The SPLC’s Hate Groups list is a cudgel, a tool for the use of Leftist enemies of the freedom of speech. When Pamela Geller or I or some other “hate group leader” is invited to speak somewhere, Leftists and Islamic supremacists avid to shut down honest discussion of jihad terror and Islamic supremacism contact the event organizers, tell them that the SPLC classifies us as “hate group leaders,” and all too often, ignorant or cowardly officials, unaware of or indifferent to how they’re being played and anxious to avoid “controversy,” cancel the event. It works like a charm, in just the way it was intended to work.
These classifications, unsurprisingly, have also become a staple of every report from lazy Leftist journalists. By citing the SPLC as if it were a reliable source, they encourage an uncritical, uninformed public to see its targets as worthy of the opprobrium the Center heaps upon them. It is no surprise that reporters, who tend almost universally to be Leftists, take for granted that the SPLC is some kind of neutral observer, when actually the SPLC is a far-Left attack outfit, using its “hate group” classifications to stigmatize and demonize foes of its political agenda. In these days of the New Black Panthers and the Occupy movement, it lists no Leftist groups as hate groups. Nor does it include any significant number of Islamic jihad groups on the hate group list, and has now even dropped an Ohio branch of the racist, violent and paranoid Nation of Islam from the list.
The SPLC is merely a propaganda organ for the Left, tarring any group that dissents from its extreme political agenda as a “hate group.” And while Potok warns of “right-wing” violence, actually the SPLC itself is more dangerous than its targets: its “hate group” designation against the Family Research Council led one of its followers to storm the FRC offices with a gun, determined to murder the chief of the FRC. This shows that these kinds of charges shouldn’t be thrown around frivolously as tools to demonize and marginalize those whose politics the SPLC dislikes.
There is a great deal more that is wrong with the Southern Poverty Law Center, as this article illustrates. The organization epitomizes the Left’s hypocrisy and its increasing taste for authoritarianism: its fascist impulse to demonize and smear its foes rather than engage them on the level of rational discourse. If freedom is to be preserved in this country, those who value it are going to have to convince their fellow Americans to pause and ask quis custodiet ipso custodes? — Who watches the watchmen?

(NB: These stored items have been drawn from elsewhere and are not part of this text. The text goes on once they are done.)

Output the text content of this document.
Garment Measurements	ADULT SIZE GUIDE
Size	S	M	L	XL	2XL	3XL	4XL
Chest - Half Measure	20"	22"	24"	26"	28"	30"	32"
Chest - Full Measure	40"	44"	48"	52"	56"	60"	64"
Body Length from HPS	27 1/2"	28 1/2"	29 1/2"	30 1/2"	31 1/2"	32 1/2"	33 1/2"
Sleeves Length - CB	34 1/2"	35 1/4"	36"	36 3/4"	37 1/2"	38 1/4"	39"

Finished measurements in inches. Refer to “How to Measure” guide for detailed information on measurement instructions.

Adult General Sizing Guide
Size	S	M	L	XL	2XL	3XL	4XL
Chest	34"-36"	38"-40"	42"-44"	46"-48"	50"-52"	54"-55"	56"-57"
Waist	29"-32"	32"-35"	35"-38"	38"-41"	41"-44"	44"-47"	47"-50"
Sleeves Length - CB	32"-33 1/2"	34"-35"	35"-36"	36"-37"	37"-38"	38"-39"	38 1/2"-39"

Why is fighting for the freedom of speech and the equality of rights of all people now classified as “hate”? Why is the SPLC an authority that anyone recognizes, given its naked biases?

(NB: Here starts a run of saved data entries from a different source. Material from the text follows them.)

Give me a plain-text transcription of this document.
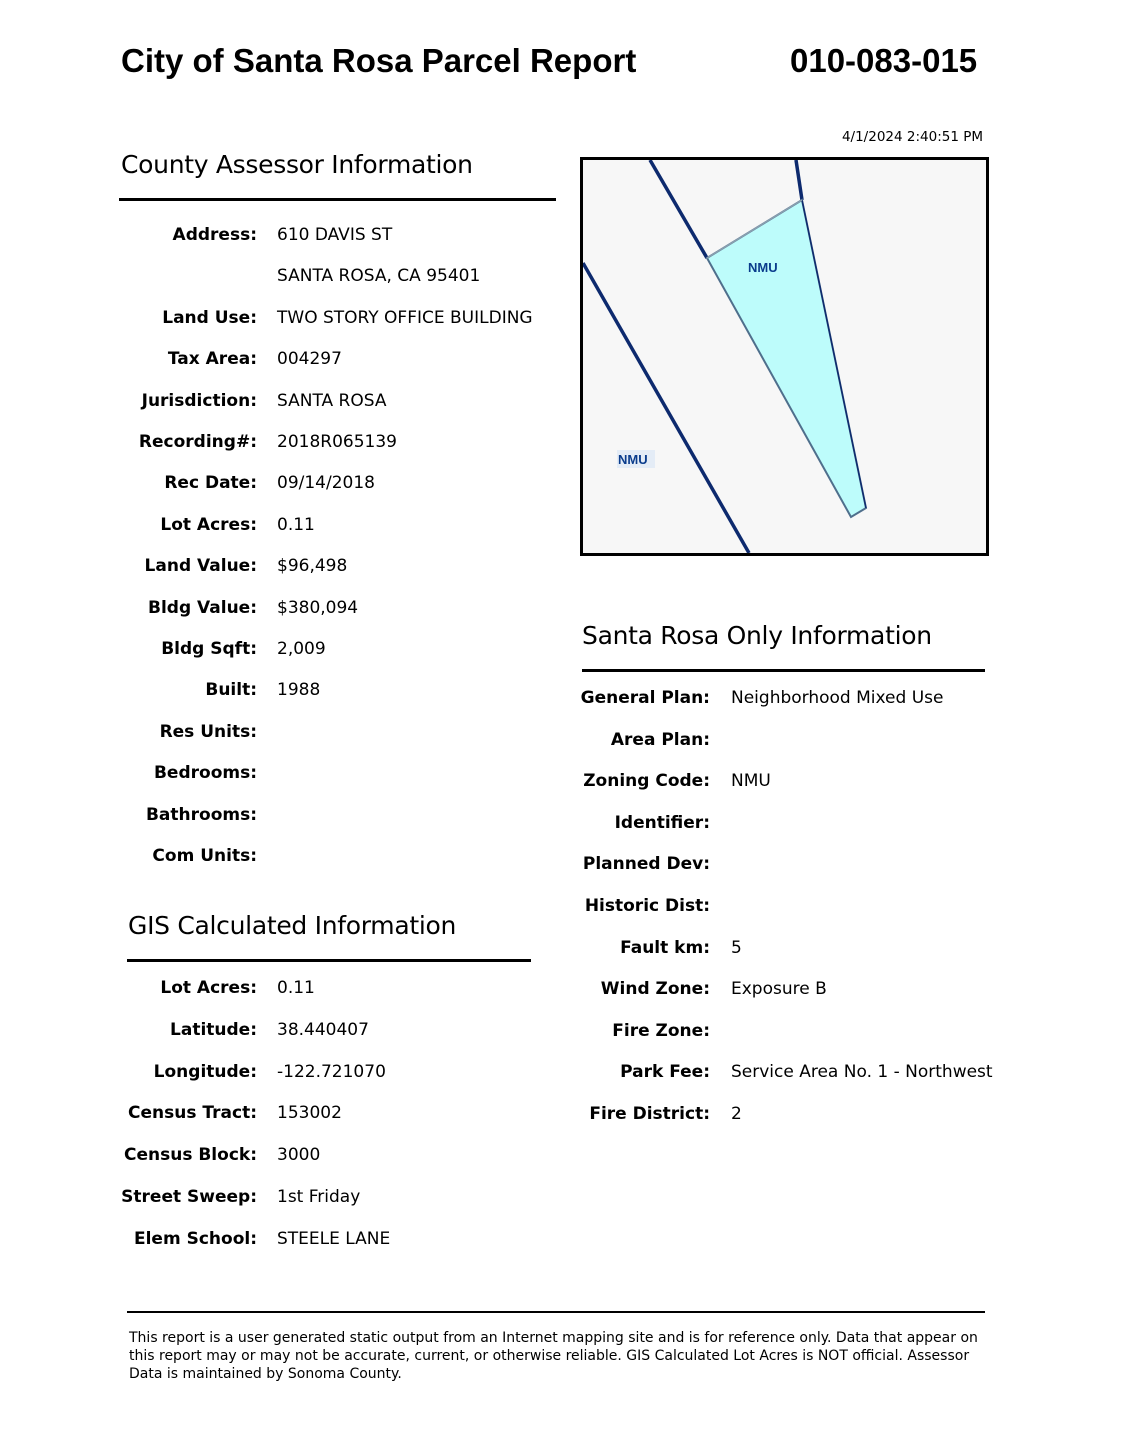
City of Santa Rosa Parcel Report	010-083-015
4/1/2024 2:40:51 PM
County Assessor Information
Address: 610 DAVIS ST
SANTA ROSA, CA 95401
Land Use: TWO STORY OFFICE BUILDING
Tax Area: 004297
Jurisdiction: SANTA ROSA
Recording#: 2018R065139
Rec Date: 09/14/2018
Lot Acres: 0.11
Land Value: $96,498
Bldg Value: $380,094
Bldg Sqft: 2,009
Built: 1988
Res Units:
Bedrooms:
Bathrooms:
Com Units:
GIS Calculated Information
Lot Acres: 0.11
Latitude: 38.440407
Longitude: -122.721070
Census Tract: 153002
Census Block: 3000
Street Sweep: 1st Friday
Elem School: STEELE LANE
NMU
NMU
Santa Rosa Only Information
General Plan: Neighborhood Mixed Use
Area Plan:
Zoning Code: NMU
Identifier:
Planned Dev:
Historic Dist:
Fault km: 5
Wind Zone: Exposure B
Fire Zone:
Park Fee: Service Area No. 1 - Northwest
Fire District: 2

This report is a user generated static output from an Internet mapping site and is for reference only. Data that appear on this report may or may not be accurate, current, or otherwise reliable. GIS Calculated Lot Acres is NOT official. Assessor Data is maintained by Sonoma County.
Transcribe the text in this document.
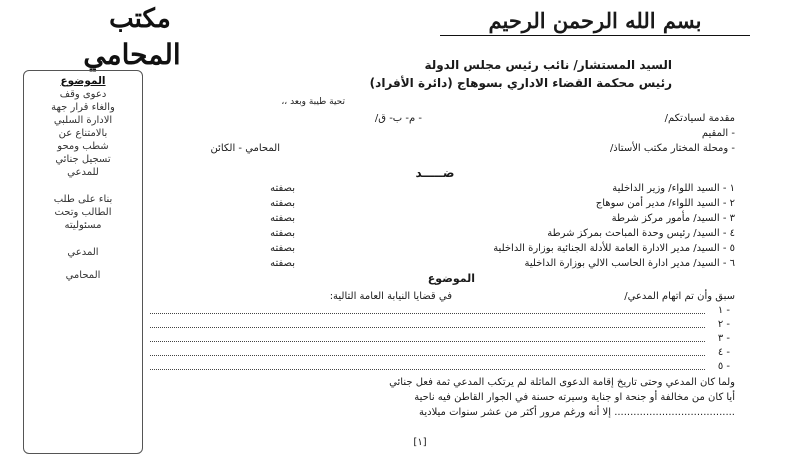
مكتب
المحامي
بسم الله الرحمن الرحيم
الموضوع
دعوى وقف
والغاء قرار جهة
الادارة السلبي
بالامتناع عن
شطب ومحو
تسجيل جنائي
للمدعي
بناء على طلب
الطالب وتحت
مسئوليته
المدعي
المحامي
السيد المستشار/ نائب رئيس مجلس الدولة
رئيس محكمة القضاء الاداري بسوهاج (دائرة الأفراد)
تحية طيبة وبعد ،،
مقدمة لسيادتكم/
- م- ب- ق/
- المقيم
- ومحلة المختار مكتب الأستاذ/
المحامي - الكائن
ضـــــد
١ - السيد اللواء/ وزير الداخلية
بصفته
٢ - السيد اللواء/ مدير أمن سوهاج
بصفته
٣ - السيد/ مأمور مركز شرطة
بصفته
٤ - السيد/ رئيس وحدة المباحث بمركز شرطة
بصفته
٥ - السيد/ مدير الادارة العامة للأدلة الجنائية بوزارة الداخلية
بصفته
٦ - السيد/ مدير ادارة الحاسب الالي بوزارة الداخلية
بصفته
الموضوع
سبق وأن تم اتهام المدعي/
في قضايا النيابة العامة التالية:
- ١
- ٢
- ٣
- ٤
- ٥
ولما كان المدعي وحتى تاريخ إقامة الدعوى الماثلة لم يرتكب المدعي ثمة فعل جنائي
أيا كان من مخالفة أو جنحة او جناية وسيرته حسنة في الجوار القاطن فيه ناحية
...................................... إلا أنه ورغم مرور أكثر من عشر سنوات ميلادية
[١]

Conservative groups must stop bowing to smear campaigns orchestrated by Leftist groups with a clear anti-freedom agenda. We will never win the country back without challenging – and absolutely refusing to accept – the authority and reliability of the Left’s self-appointed guardians of acceptable opinion. A good place to start would be to relegate the SPLC to the dustbin of history it has reserved for the foes of Leftist thuggery and jihad terror.